I didn't exactly understand why, but when I looked at the little screen on the seat in front of me it said we were over some islands in northern Canada. I looked out the window and sure enough, there were huge icebergs and cracked ice covering the ocean. I had never seen it before, it was beautiful.

As we pulled into Chicago, the runway was covered in snow. It has been a while since I had seen snow...I still disliked it as much as I did before. As I got through customs and rechecked my bags, I looked at my watch. I still had 2 hours before my flight would take off. My stomach churned, reminding me it had been a long time since I had eaten. I had absolutely no money at all, zero, and no way of getting any. I looked at the situation and decided I would just be content, I would eat in 4 or so hours, there is no sense in getting frustrated. I sat down in a quiet corner of the terminal and started to play my guitar (softly so no one would be bothered). A black man came and sat down a few chairs away. Another complete stranger. For some reason I have found some kind of comfort in talking to people I have never met before. So I started talking to him. He wasn't much of a talked, he was kinda quiet. He pulled out a large cup of french fries....my mouth watered, I went back to playing the guitar. A few minutes later he hands me the fries...he had only eaten half of them. I couldn't believe it! I hungrily devoured the fries and thanked him. Again, back to the guitar I went. The he pulled some hotwings out of the paper bag. He ate a few and handed me the rest.... I remembered the prayer I had prayed on the plane...here was the blessing I had asked for. This man knew nothing about me, he had no reason to give me half of his food....but he did. For those who are reading this from my team...HOTWINGS! Can you believe that?! For months and months all I ever talked about was how the first thing I was going to eat when I got home was hotwings! I missed hotwings so bad!

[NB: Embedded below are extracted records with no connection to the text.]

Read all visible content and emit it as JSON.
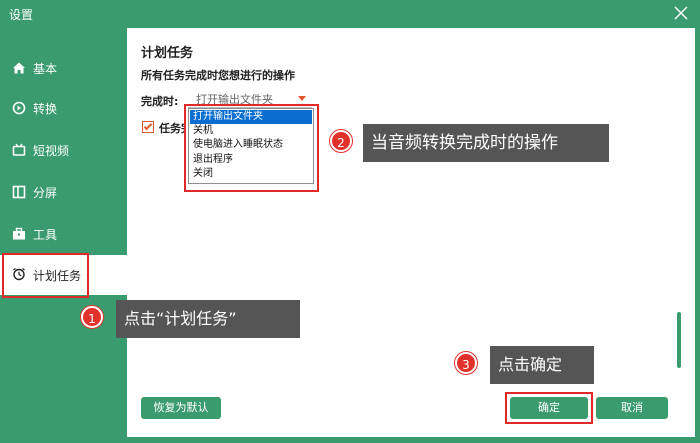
{
  "window": {
    "title": "设置"
  },
  "sidebar": {
    "items": [
      {
        "label": "基本",
        "icon": "home-icon"
      },
      {
        "label": "转换",
        "icon": "convert-icon"
      },
      {
        "label": "短视频",
        "icon": "tv-icon"
      },
      {
        "label": "分屏",
        "icon": "split-screen-icon"
      },
      {
        "label": "工具",
        "icon": "toolbox-icon"
      },
      {
        "label": "计划任务",
        "icon": "alarm-clock-icon"
      }
    ],
    "active": "计划任务"
  },
  "main": {
    "title": "计划任务",
    "subtitle": "所有任务完成时您想进行的操作",
    "completion_label": "完成时:",
    "completion_value": "打开输出文件夹",
    "checkbox_label": "任务完",
    "checkbox_checked": true,
    "dropdown_options": [
      "打开输出文件夹",
      "关机",
      "使电脑进入睡眠状态",
      "退出程序",
      "关闭"
    ],
    "dropdown_selected": "打开输出文件夹"
  },
  "annotations": [
    {
      "number": "1",
      "text": "点击“计划任务”"
    },
    {
      "number": "2",
      "text": "当音频转换完成时的操作"
    },
    {
      "number": "3",
      "text": "点击确定"
    }
  ],
  "buttons": {
    "reset": "恢复为默认",
    "ok": "确定",
    "cancel": "取消"
  },
  "colors": {
    "brand_green": "#3a9b6e",
    "highlight_red": "#e02a2a",
    "label_gray": "#555555",
    "select_blue": "#0a6ed1"
  }
}
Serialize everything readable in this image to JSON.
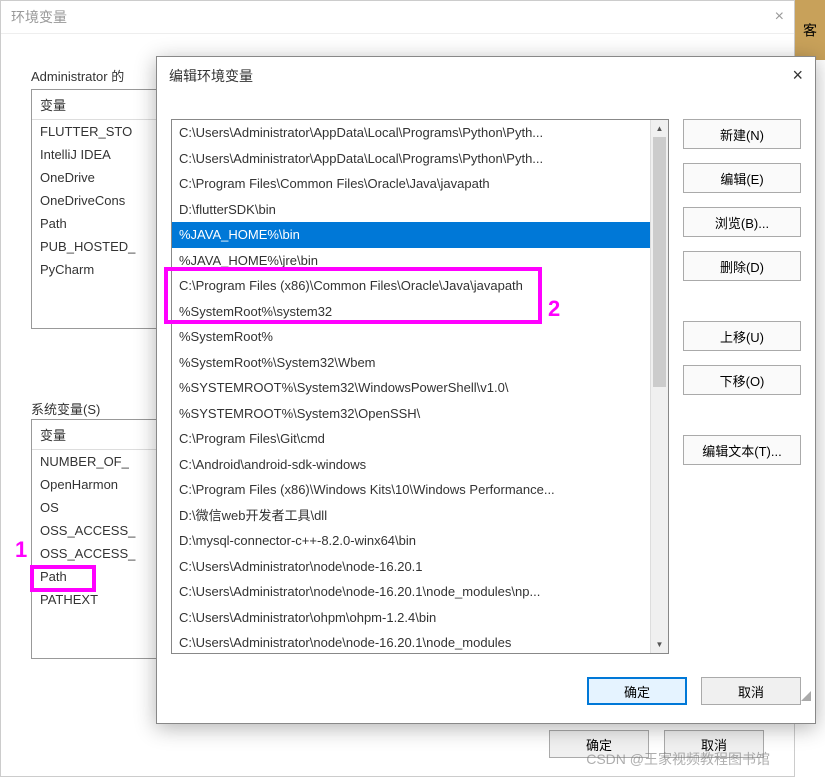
{
  "parent": {
    "title": "环境变量",
    "close": "×",
    "user_label": "Administrator 的",
    "sys_label": "系统变量(S)",
    "col_header": "变量",
    "user_rows": [
      "FLUTTER_STO",
      "IntelliJ IDEA",
      "OneDrive",
      "OneDriveCons",
      "Path",
      "PUB_HOSTED_",
      "PyCharm"
    ],
    "sys_rows": [
      "NUMBER_OF_",
      "OpenHarmon",
      "OS",
      "OSS_ACCESS_",
      "OSS_ACCESS_",
      "Path",
      "PATHEXT"
    ],
    "ok": "确定",
    "cancel": "取消"
  },
  "edit": {
    "title": "编辑环境变量",
    "close": "×",
    "rows": [
      "C:\\Users\\Administrator\\AppData\\Local\\Programs\\Python\\Pyth...",
      "C:\\Users\\Administrator\\AppData\\Local\\Programs\\Python\\Pyth...",
      "C:\\Program Files\\Common Files\\Oracle\\Java\\javapath",
      "D:\\flutterSDK\\bin",
      "%JAVA_HOME%\\bin",
      "%JAVA_HOME%\\jre\\bin",
      "C:\\Program Files (x86)\\Common Files\\Oracle\\Java\\javapath",
      "%SystemRoot%\\system32",
      "%SystemRoot%",
      "%SystemRoot%\\System32\\Wbem",
      "%SYSTEMROOT%\\System32\\WindowsPowerShell\\v1.0\\",
      "%SYSTEMROOT%\\System32\\OpenSSH\\",
      "C:\\Program Files\\Git\\cmd",
      "C:\\Android\\android-sdk-windows",
      "C:\\Program Files (x86)\\Windows Kits\\10\\Windows Performance...",
      "D:\\微信web开发者工具\\dll",
      "D:\\mysql-connector-c++-8.2.0-winx64\\bin",
      "C:\\Users\\Administrator\\node\\node-16.20.1",
      "C:\\Users\\Administrator\\node\\node-16.20.1\\node_modules\\np...",
      "C:\\Users\\Administrator\\ohpm\\ohpm-1.2.4\\bin",
      "C:\\Users\\Administrator\\node\\node-16.20.1\\node_modules"
    ],
    "selected_index": 4,
    "buttons": {
      "new": "新建(N)",
      "edit": "编辑(E)",
      "browse": "浏览(B)...",
      "delete": "删除(D)",
      "up": "上移(U)",
      "down": "下移(O)",
      "edit_text": "编辑文本(T)..."
    },
    "ok": "确定",
    "cancel": "取消"
  },
  "annotations": {
    "label1": "1",
    "label2": "2"
  },
  "gold": "客",
  "watermark": "CSDN @王家视频教程图书馆"
}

Here God not only provided me with something to eat, but gave me EXACTLY what I wanted!

The robotic female voice buzzed through the speakers, announcing that my flight would be leaving shortly. I glanced up at the gate number...I was at the wrong gate! I picked up my guitar, and shook the man's hand. As he leaned forward to grab my hand, a small cross on a silver chain slipped out of his shirt. I smiled and made my way to my plane. God had brought me to the wrong gate, to sit in a seat where a kind man would soon sit next to me, carrying exactly the meal I wanted. I was blessed and I knew it.

As my plane touched down in Nashville, I suddenly became aware of the fact that I had been awake for more than 48 hours. I walked out the terminal and was greeted by many many friends and family welcoming me "home". We collected the bags and I was whisked away to different places before ending up at a friend's house where a party had been planned. It was so good to see everyone....I just wish I wasn't about to pass out from exhaustion.

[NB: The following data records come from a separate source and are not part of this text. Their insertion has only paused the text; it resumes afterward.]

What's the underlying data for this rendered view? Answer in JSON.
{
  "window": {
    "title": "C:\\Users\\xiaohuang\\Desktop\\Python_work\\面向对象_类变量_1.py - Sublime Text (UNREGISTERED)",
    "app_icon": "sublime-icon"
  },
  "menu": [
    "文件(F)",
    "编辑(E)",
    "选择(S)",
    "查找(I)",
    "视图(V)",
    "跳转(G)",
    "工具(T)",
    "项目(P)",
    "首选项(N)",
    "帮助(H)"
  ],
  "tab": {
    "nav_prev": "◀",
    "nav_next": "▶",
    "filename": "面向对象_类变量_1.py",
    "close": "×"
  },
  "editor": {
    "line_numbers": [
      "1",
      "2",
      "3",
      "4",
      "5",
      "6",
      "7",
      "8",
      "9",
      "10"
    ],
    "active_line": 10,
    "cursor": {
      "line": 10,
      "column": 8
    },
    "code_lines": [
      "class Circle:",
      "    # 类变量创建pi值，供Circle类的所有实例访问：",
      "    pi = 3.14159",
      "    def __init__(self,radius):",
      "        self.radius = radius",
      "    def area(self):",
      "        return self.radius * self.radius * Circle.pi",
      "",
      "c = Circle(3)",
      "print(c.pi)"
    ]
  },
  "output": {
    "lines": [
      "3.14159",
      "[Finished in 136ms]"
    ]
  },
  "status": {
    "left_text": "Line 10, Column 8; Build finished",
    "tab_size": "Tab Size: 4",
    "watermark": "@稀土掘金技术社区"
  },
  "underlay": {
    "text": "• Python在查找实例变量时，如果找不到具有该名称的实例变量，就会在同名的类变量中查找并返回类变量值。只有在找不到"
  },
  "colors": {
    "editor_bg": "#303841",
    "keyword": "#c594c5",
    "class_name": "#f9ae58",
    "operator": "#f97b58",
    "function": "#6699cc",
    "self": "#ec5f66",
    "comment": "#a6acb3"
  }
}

So I'm back in Nashville, and I'm bored. Actually....it looks like most people in the States are bored. America...the land where the elderly get jobs at Wal-Mart and Krogers not because they need money...but because they are bored.....where everything is insured in case we find ourselves in a spot where we might have to trust in something other than money or our ability to provide for ourselves. Even with everything that I seem to be struggling with culturally here...I still love my country.

Well, my little sister and a few of her friends just came into the room and sang me a song they have written and asked me to come up with some music to go along with it. So I'm gonna jet, but I'll post again soon about what I have experienced since coming "home".

1 comment:

Heather W. said...

hey so i just read like all your blogs, i got kinda addicted. thank you for helping me remember my first week back. it was so 100% similar. i, hate the boredom that accompanies our lives and the desentization that comes with living in it. in some ways i am still processing, it helps me to see others perspectives to know I am not alone.